Gantz said little about the trial, issuing a tepid statement on Twitter saying that he trusts the legal system and law enforcement agencies.

In power since 2009, and for more than 14 years overall, Netanyahu is Israel’s longest serving prime minister. But he still portrays himself as an outsider constantly battling belligerent bureaucrats.

“They don’t care if some obedient poodle from the right comes along,” he charged Sunday, flanked by a dozen of his Likud cronies wearing blue surgical masks. “But I’m no poodle.”

He capped the 15-minute diatribe by invoking the most painful chapter in Jewish history, the genocide of 6 million Jews in World War II.

“One woman told me ‘we were in the forests and we are praying for you,’” he said, describing an encounter with Holocaust survivors. “Another told me ‘wolves are coming to devour you. You are not alone. We are with you.’”

Ariel Kahane, a correspondent for the pro-Netanyahu Israel Hayom daily, said Netanyahu’s base admired his fighting spirit and was convinced he was being targeted because of who he was and what he represented, and that wouldn’t change even if he is convicted on all charges.

“They see him as a good, right-wing prime minister who remains an outsider who was never accepted by the Israeli milieu,” he explained. “Netanyahu is fighting for his life and when he goes to war he goes with guns blazing.”

Netanyahu is not the first Israeli prime minister to go on trial.
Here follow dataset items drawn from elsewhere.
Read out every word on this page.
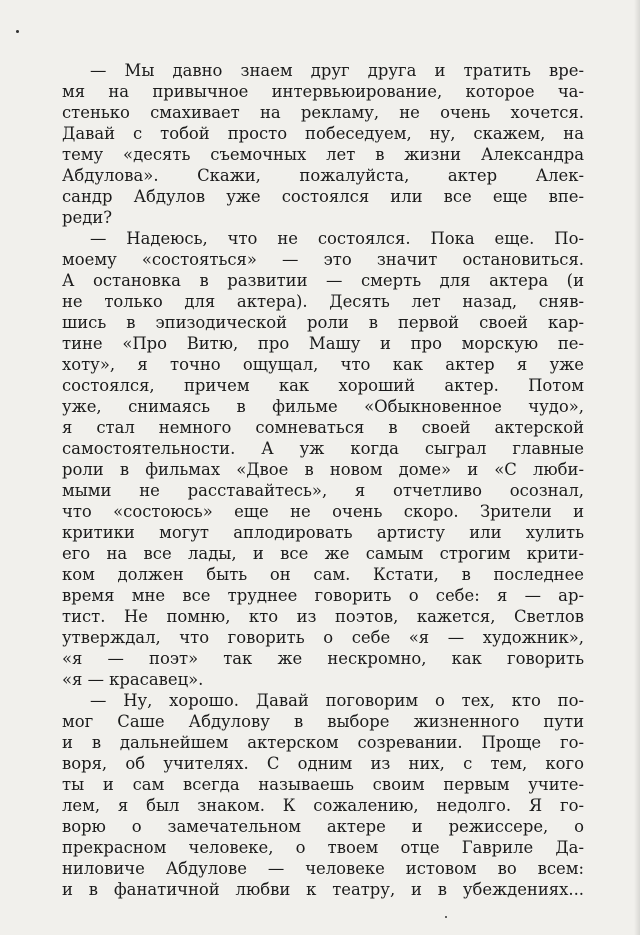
— Мы давно знаем друг друга и тратить вре-
мя на привычное интервьюирование, которое ча-
стенько смахивает на рекламу, не очень хочется.
Давай с тобой просто побеседуем, ну, скажем, на
тему «десять съемочных лет в жизни Александра
Абдулова». Скажи, пожалуйста, актер Алек-
сандр Абдулов уже состоялся или все еще впе-
реди?
— Надеюсь, что не состоялся. Пока еще. По-
моему «состояться» — это значит остановиться.
А остановка в развитии — смерть для актера (и
не только для актера). Десять лет назад, сняв-
шись в эпизодической роли в первой своей кар-
тине «Про Витю, про Машу и про морскую пе-
хоту», я точно ощущал, что как актер я уже
состоялся, причем как хороший актер. Потом
уже, снимаясь в фильме «Обыкновенное чудо»,
я стал немного сомневаться в своей актерской
самостоятельности. А уж когда сыграл главные
роли в фильмах «Двое в новом доме» и «С люби-
мыми не расставайтесь», я отчетливо осознал,
что «состоюсь» еще не очень скоро. Зрители и
критики могут аплодировать артисту или хулить
его на все лады, и все же самым строгим крити-
ком должен быть он сам. Кстати, в последнее
время мне все труднее говорить о себе: я — ар-
тист. Не помню, кто из поэтов, кажется, Светлов
утверждал, что говорить о себе «я — художник»,
«я — поэт» так же нескромно, как говорить
«я — красавец».
— Ну, хорошо. Давай поговорим о тех, кто по-
мог Саше Абдулову в выборе жизненного пути
и в дальнейшем актерском созревании. Проще го-
воря, об учителях. С одним из них, с тем, кого
ты и сам всегда называешь своим первым учите-
лем, я был знаком. К сожалению, недолго. Я го-
ворю о замечательном актере и режиссере, о
прекрасном человеке, о твоем отце Гавриле Да-
ниловиче Абдулове — человеке истовом во всем:
и в фанатичной любви к театру, и в убеждениях...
His predecessor, Ehud Olmert, eventually went to prison for corruption though he resigned long before the trial and fought his case as a private citizen.

Olmert himself said Netanyahu’s court scene reminded him of “the Godfather,” with a crime boss and his loyal soldiers lining up behind him.

“It looked like a group of wild criminals led by the prime minister of Israel,” he told the Ynet site, invoking the incitement that raged against Rabin before his assassination. “He is leading a climate that could end in tragedy.”